PHOTONIC, OPTICAL, SENSOR, ELECTROANALYTICAL PROPERTIES OF NOVEL COMPOUNDS AND THEIR HYBRID NANOSTRUCTURES

Hybrid nanomaterials, formed through the deliberate integration of nanomaterials with complementary organic, inorganic, or polymeric components at the atomic or nanometer scale, have emerged as promising platforms for advanced functional applications. This review aims to critically examine recent developments in novel hybrid nanostructures, with a particular focus on their physicochemical properties and relevance to sensor and biosensor technologies. Key thematic areas covered include the design strategies of hybrid systems, their electrochemical, photonic, and sensing characteristics, and the role of material synergy in achieving enhanced or entirely new functionalities that are unattainable with individual components alone.
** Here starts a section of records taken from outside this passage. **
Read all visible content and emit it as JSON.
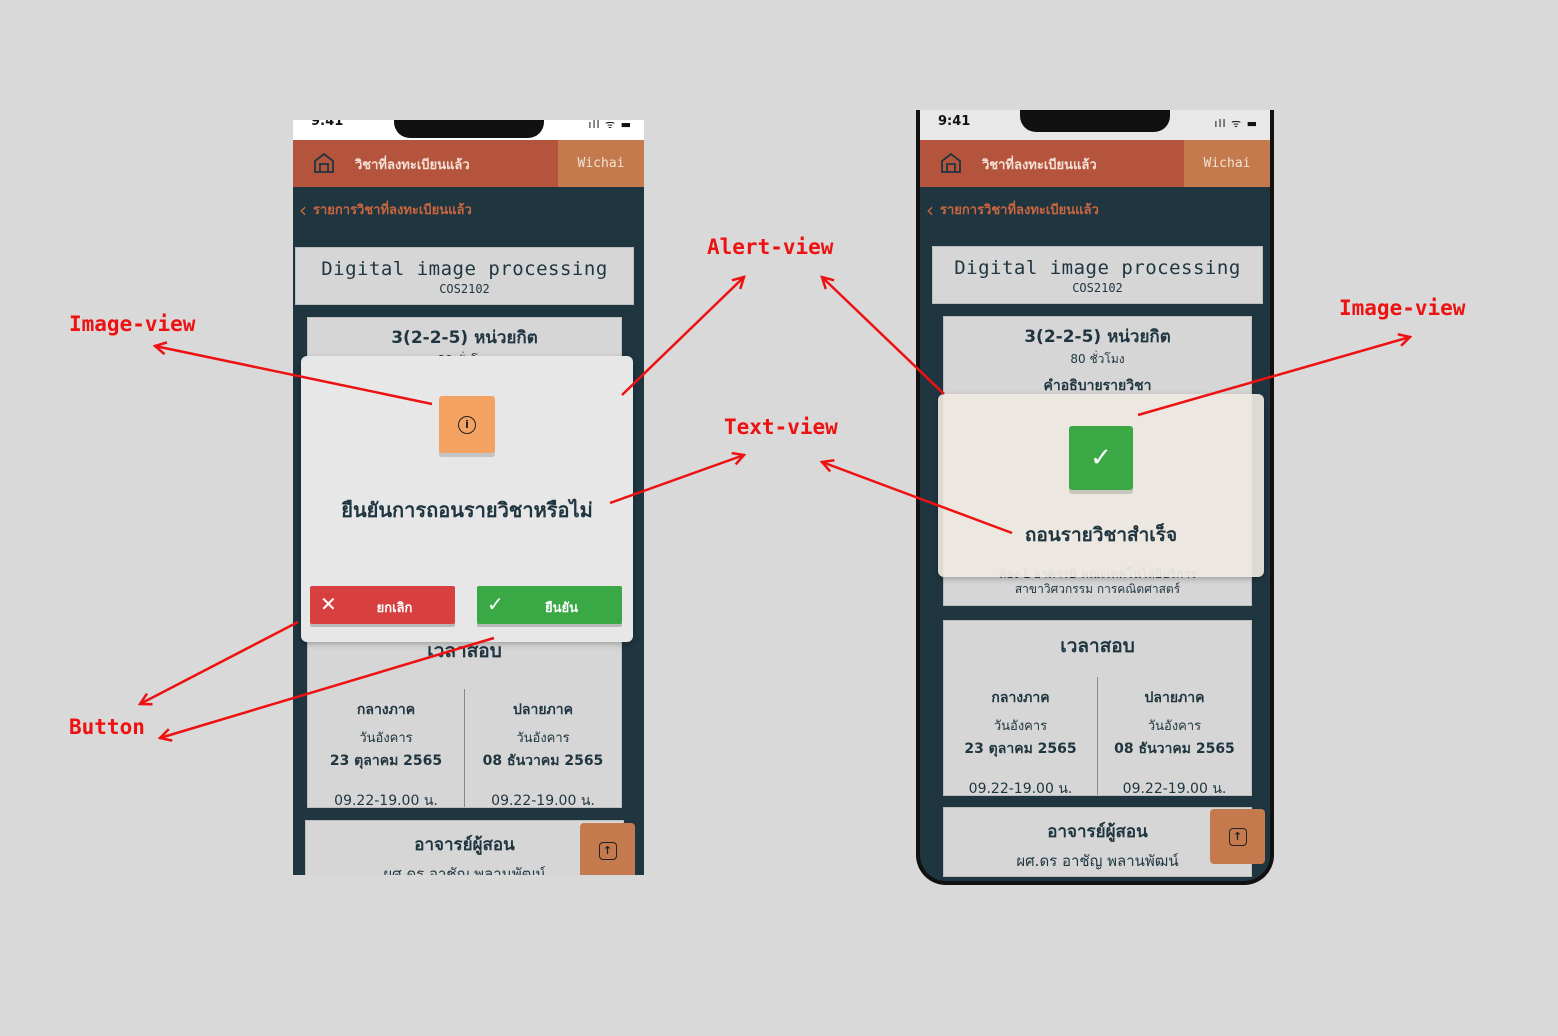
{
  "status": {
    "time": "9:41",
    "signal": "ıll ᯤ ▬"
  },
  "app": {
    "title": "วิชาที่ลงทะเบียนแล้ว",
    "user": "Wichai",
    "back_label": "รายการวิชาที่ลงทะเบียนแล้ว"
  },
  "course": {
    "name": "Digital image processing",
    "code": "COS2102",
    "credits": "3(2-2-5)  หน่วยกิต",
    "hours": "80 ชั่วโมง",
    "description_header": "คำอธิบายรายวิชา",
    "room": "ห้อง L อาคารB คณะเทคโนโลยีบริการ",
    "dept": "สาขาวิศวกรรม การคณิตศาสตร์"
  },
  "exam": {
    "header": "เวลาสอบ",
    "midterm": {
      "label": "กลางภาค",
      "day": "วันอังคาร",
      "date": "23 ตุลาคม 2565",
      "time": "09.22-19.00 น."
    },
    "final": {
      "label": "ปลายภาค",
      "day": "วันอังคาร",
      "date": "08 ธันวาคม 2565",
      "time": "09.22-19.00 น."
    }
  },
  "teacher": {
    "header": "อาจารย์ผู้สอน",
    "name": "ผศ.ดร อาชัญ พลานพัฒน์"
  },
  "confirm_dialog": {
    "message": "ยืนยันการถอนรายวิชาหรือไม่",
    "cancel_label": "ยกเลิก",
    "confirm_label": "ยืนยัน"
  },
  "success_dialog": {
    "message": "ถอนรายวิชาสำเร็จ"
  },
  "annotations": {
    "image_view": "Image-view",
    "alert_view": "Alert-view",
    "text_view": "Text-view",
    "button": "Button"
  },
  "colors": {
    "background": "#d9d9d9",
    "app_bg": "#1f3540",
    "appbar": "#b5543c",
    "accent": "#c47a4d",
    "danger": "#d84040",
    "success": "#3aa845",
    "info": "#f4a261",
    "annotation": "#ee1111"
  }
}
Advances across related disciplines such as polymer science, organic and inorganic synthesis, surface science, nanotechnology, and biomolecular chemistry have significantly accelerated the rational development of these hybrid materials. The review highlights how tailored material combinations enable precise modulation of nanoparticle properties, leading to improved sensitivity, selectivity, and performance in sensing applications. Overall, this article underscores the potential of hybrid nanomaterials as versatile and tunable platforms, offering valuable insights for future research and technological innovation in sensor and biosensor development.